The effort to save country music must be a pragmatic one. Classic country like the stuff Midland is peddling has become a hot commodity in the mainstream and beyond in the last couple of years, and don’t question for a second that Midland and their big radio singles haven’t been a catalyst for this positive development. As much as Midland might overshadow authentic Austin honky tonk bands like Mike and the Moonpies, Dale Watson and his Lonestars, or Croy and the Boys (who just released their own record), they also might become a bridge for those who like what they hear to start digging for something a little deeper and more authentic.
There is some fat on Let It Roll. It could be trimmed down to 10 songs easily, and some of the refrains and arrangements on certain songs don’t really work as intended. And with a band like Midland, it’s essential to point out that most of the magic is being done by the guys on the backline being paid a salaries as opposed to royalties. Midland is the Monkees of country music. But The Monkees did a pretty good job bringing all those Neil Diamond-penned songs to life if we’re being honest.
There should be no forgiveness for Midland and their naked plays to piggy back off the authenticity of actual Austin honky tonk bands until they ask for it, and the marketing run up to the release of Let It Roll was not much better than with their debut record. But if country music is ever going to be saved, the mainstream must also be conquered, and it’s going to take savvy marketers like the ones behind Midland to help do it. These guys are still turds. But it’s time to bury the hatchet, to be the bigger people in the room, to recognize the good they’re doing and the quality behind their efforts beyond the qualifiers, and say, “If you want to help make classic country cool again, fine by us.”

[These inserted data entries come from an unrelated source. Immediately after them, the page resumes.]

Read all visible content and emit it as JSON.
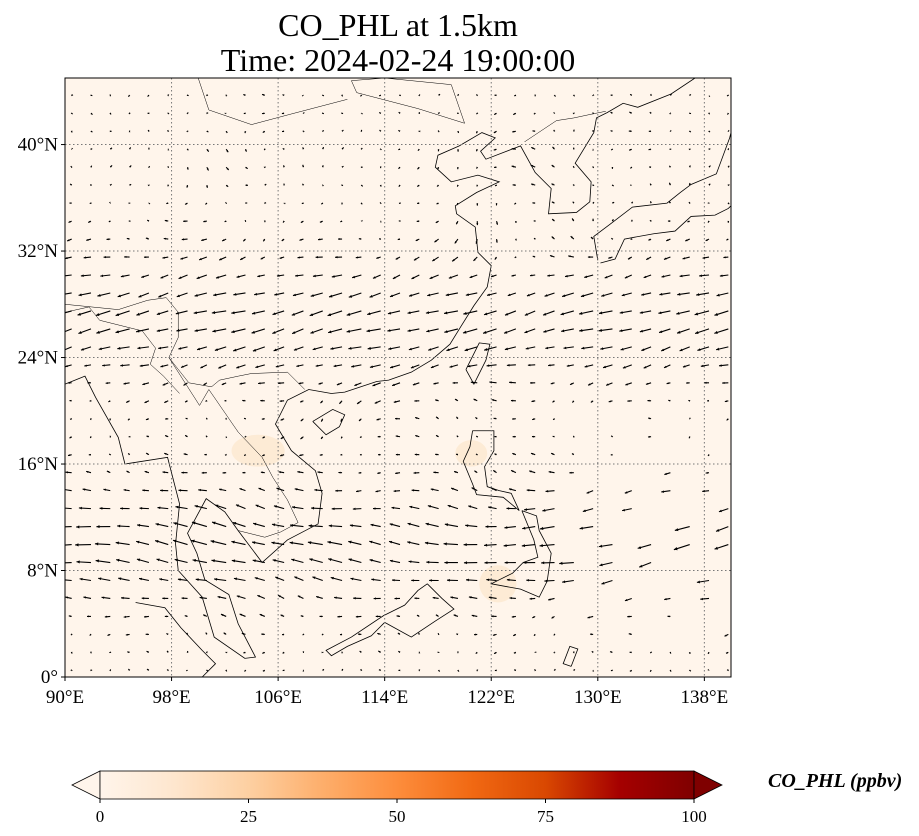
{
  "title": {
    "line1": "CO_PHL at 1.5km",
    "line2": "Time: 2024-02-24 19:00:00"
  },
  "map": {
    "projection": "PlateCarree",
    "lon_range": [
      90,
      140
    ],
    "lat_range": [
      0,
      45
    ],
    "lon_ticks": [
      {
        "value": 90,
        "label": "90°E"
      },
      {
        "value": 98,
        "label": "98°E"
      },
      {
        "value": 106,
        "label": "106°E"
      },
      {
        "value": 114,
        "label": "114°E"
      },
      {
        "value": 122,
        "label": "122°E"
      },
      {
        "value": 130,
        "label": "130°E"
      },
      {
        "value": 138,
        "label": "138°E"
      }
    ],
    "lat_ticks": [
      {
        "value": 0,
        "label": "0°"
      },
      {
        "value": 8,
        "label": "8°N"
      },
      {
        "value": 16,
        "label": "16°N"
      },
      {
        "value": 24,
        "label": "24°N"
      },
      {
        "value": 32,
        "label": "32°N"
      },
      {
        "value": 40,
        "label": "40°N"
      }
    ],
    "gridlines": "dotted",
    "background_color": "#fff5eb",
    "features": [
      "coastlines",
      "country-borders",
      "wind-vectors"
    ]
  },
  "colorbar": {
    "label": "CO_PHL (ppbv)",
    "min": 0,
    "max": 100,
    "ticks": [
      {
        "value": 0,
        "label": "0"
      },
      {
        "value": 25,
        "label": "25"
      },
      {
        "value": 50,
        "label": "50"
      },
      {
        "value": 75,
        "label": "75"
      },
      {
        "value": 100,
        "label": "100"
      }
    ],
    "extend": "both",
    "colormap": [
      "#fff5eb",
      "#fee6ce",
      "#fdd0a2",
      "#fdae6b",
      "#fd8d3c",
      "#f16913",
      "#d94801",
      "#a50000",
      "#7f0000"
    ]
  }
}
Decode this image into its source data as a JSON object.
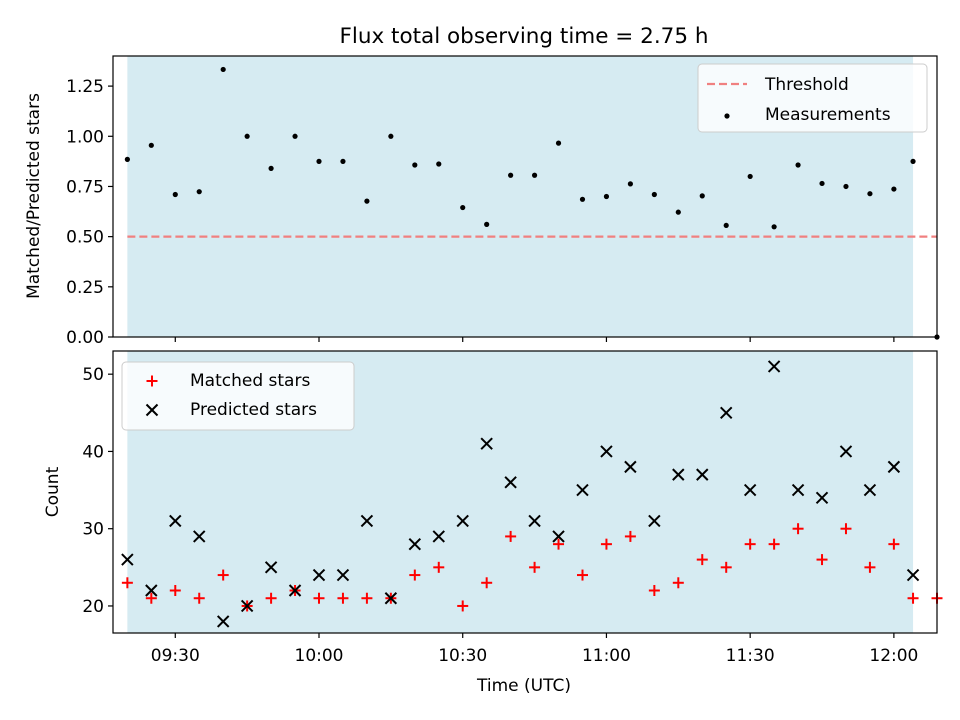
{
  "chart_data": [
    {
      "type": "scatter",
      "title": "Flux total observing time = 2.75 h",
      "xlabel": "",
      "ylabel": "Matched/Predicted stars",
      "xlim": [
        "09:17",
        "12:09"
      ],
      "ylim": [
        0,
        1.4
      ],
      "yticks": [
        0,
        0.25,
        0.5,
        0.75,
        1.0,
        1.25
      ],
      "ytick_labels": [
        "0.00",
        "0.25",
        "0.50",
        "0.75",
        "1.00",
        "1.25"
      ],
      "shaded_interval": [
        "09:20",
        "12:04"
      ],
      "legend_position": "upper right",
      "threshold": {
        "name": "Threshold",
        "value": 0.5,
        "color": "#f08080",
        "style": "dashed",
        "x_range": [
          "09:20",
          "12:09"
        ]
      },
      "series": [
        {
          "name": "Measurements",
          "color": "#000000",
          "marker": "dot",
          "times": [
            "09:20",
            "09:25",
            "09:30",
            "09:35",
            "09:40",
            "09:45",
            "09:50",
            "09:55",
            "10:00",
            "10:05",
            "10:10",
            "10:15",
            "10:20",
            "10:25",
            "10:30",
            "10:35",
            "10:40",
            "10:45",
            "10:50",
            "10:55",
            "11:00",
            "11:05",
            "11:10",
            "11:15",
            "11:20",
            "11:25",
            "11:30",
            "11:35",
            "11:40",
            "11:45",
            "11:50",
            "11:55",
            "12:00",
            "12:04",
            "12:09"
          ],
          "values": [
            0.885,
            0.955,
            0.71,
            0.724,
            1.333,
            1.0,
            0.84,
            1.0,
            0.875,
            0.875,
            0.677,
            1.0,
            0.857,
            0.862,
            0.645,
            0.561,
            0.806,
            0.806,
            0.966,
            0.686,
            0.7,
            0.763,
            0.71,
            0.622,
            0.703,
            0.556,
            0.8,
            0.549,
            0.857,
            0.765,
            0.75,
            0.714,
            0.737,
            0.875,
            0.0
          ]
        }
      ]
    },
    {
      "type": "scatter",
      "title": "",
      "xlabel": "Time (UTC)",
      "ylabel": "Count",
      "xlim": [
        "09:17",
        "12:09"
      ],
      "ylim": [
        16.5,
        53
      ],
      "yticks": [
        20,
        30,
        40,
        50
      ],
      "xticks": [
        "09:30",
        "10:00",
        "10:30",
        "11:00",
        "11:30",
        "12:00"
      ],
      "shaded_interval": [
        "09:20",
        "12:04"
      ],
      "legend_position": "upper left",
      "series": [
        {
          "name": "Matched stars",
          "color": "#ff0000",
          "marker": "plus",
          "times": [
            "09:20",
            "09:25",
            "09:30",
            "09:35",
            "09:40",
            "09:45",
            "09:50",
            "09:55",
            "10:00",
            "10:05",
            "10:10",
            "10:15",
            "10:20",
            "10:25",
            "10:30",
            "10:35",
            "10:40",
            "10:45",
            "10:50",
            "10:55",
            "11:00",
            "11:05",
            "11:10",
            "11:15",
            "11:20",
            "11:25",
            "11:30",
            "11:35",
            "11:40",
            "11:45",
            "11:50",
            "11:55",
            "12:00",
            "12:04",
            "12:09"
          ],
          "values": [
            23,
            21,
            22,
            21,
            24,
            20,
            21,
            22,
            21,
            21,
            21,
            21,
            24,
            25,
            20,
            23,
            29,
            25,
            28,
            24,
            28,
            29,
            22,
            23,
            26,
            25,
            28,
            28,
            30,
            26,
            30,
            25,
            28,
            21,
            21
          ]
        },
        {
          "name": "Predicted stars",
          "color": "#000000",
          "marker": "x",
          "times": [
            "09:20",
            "09:25",
            "09:30",
            "09:35",
            "09:40",
            "09:45",
            "09:50",
            "09:55",
            "10:00",
            "10:05",
            "10:10",
            "10:15",
            "10:20",
            "10:25",
            "10:30",
            "10:35",
            "10:40",
            "10:45",
            "10:50",
            "10:55",
            "11:00",
            "11:05",
            "11:10",
            "11:15",
            "11:20",
            "11:25",
            "11:30",
            "11:35",
            "11:40",
            "11:45",
            "11:50",
            "11:55",
            "12:00",
            "12:04"
          ],
          "values": [
            26,
            22,
            31,
            29,
            18,
            20,
            25,
            22,
            24,
            24,
            31,
            21,
            28,
            29,
            31,
            41,
            36,
            31,
            29,
            35,
            40,
            38,
            31,
            37,
            37,
            45,
            35,
            51,
            35,
            34,
            40,
            35,
            38,
            24
          ]
        }
      ]
    }
  ]
}
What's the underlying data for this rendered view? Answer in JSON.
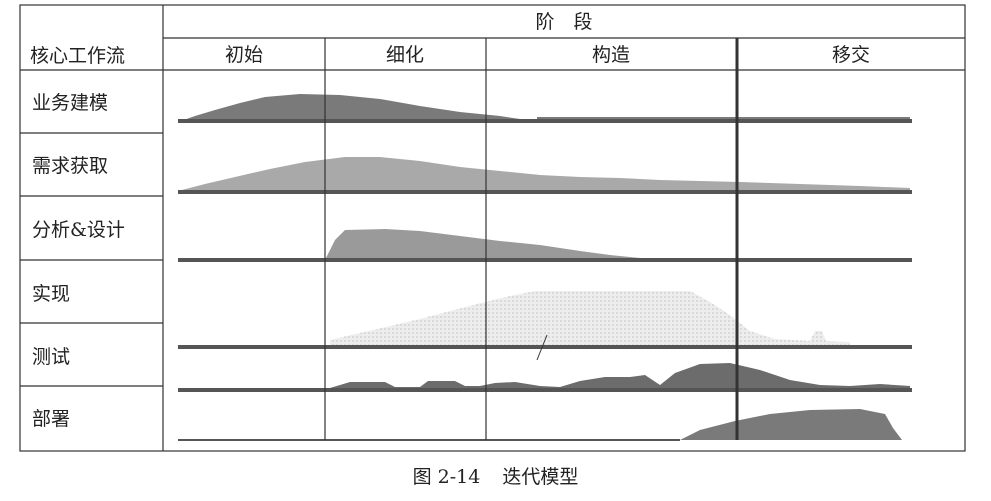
{
  "header": {
    "phase_title": "阶　段",
    "workflow_title": "核心工作流"
  },
  "phases": [
    "初始",
    "细化",
    "构造",
    "移交"
  ],
  "workflows": [
    "业务建模",
    "需求获取",
    "分析&设计",
    "实现",
    "测试",
    "部署"
  ],
  "caption": {
    "number": "图 2-14",
    "title": "迭代模型"
  },
  "colors": {
    "dark": "#707070",
    "medium": "#9a9a9a",
    "light": "#c8c8c8",
    "pale": "#e6e6e6",
    "line": "#444444"
  }
}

Midland will never be the authentic Austin honky tokers they tout themselves to be. But they can be authentic to themselves, which is the challenge we all face when trying to find ourselves, when trying to win acceptance from the world at large, while also trying to carve out our unique place in it. And if they did, it would allow their music to reach an even wider audience of true country fans who want to like their music through all the trepidation. Because the music is there.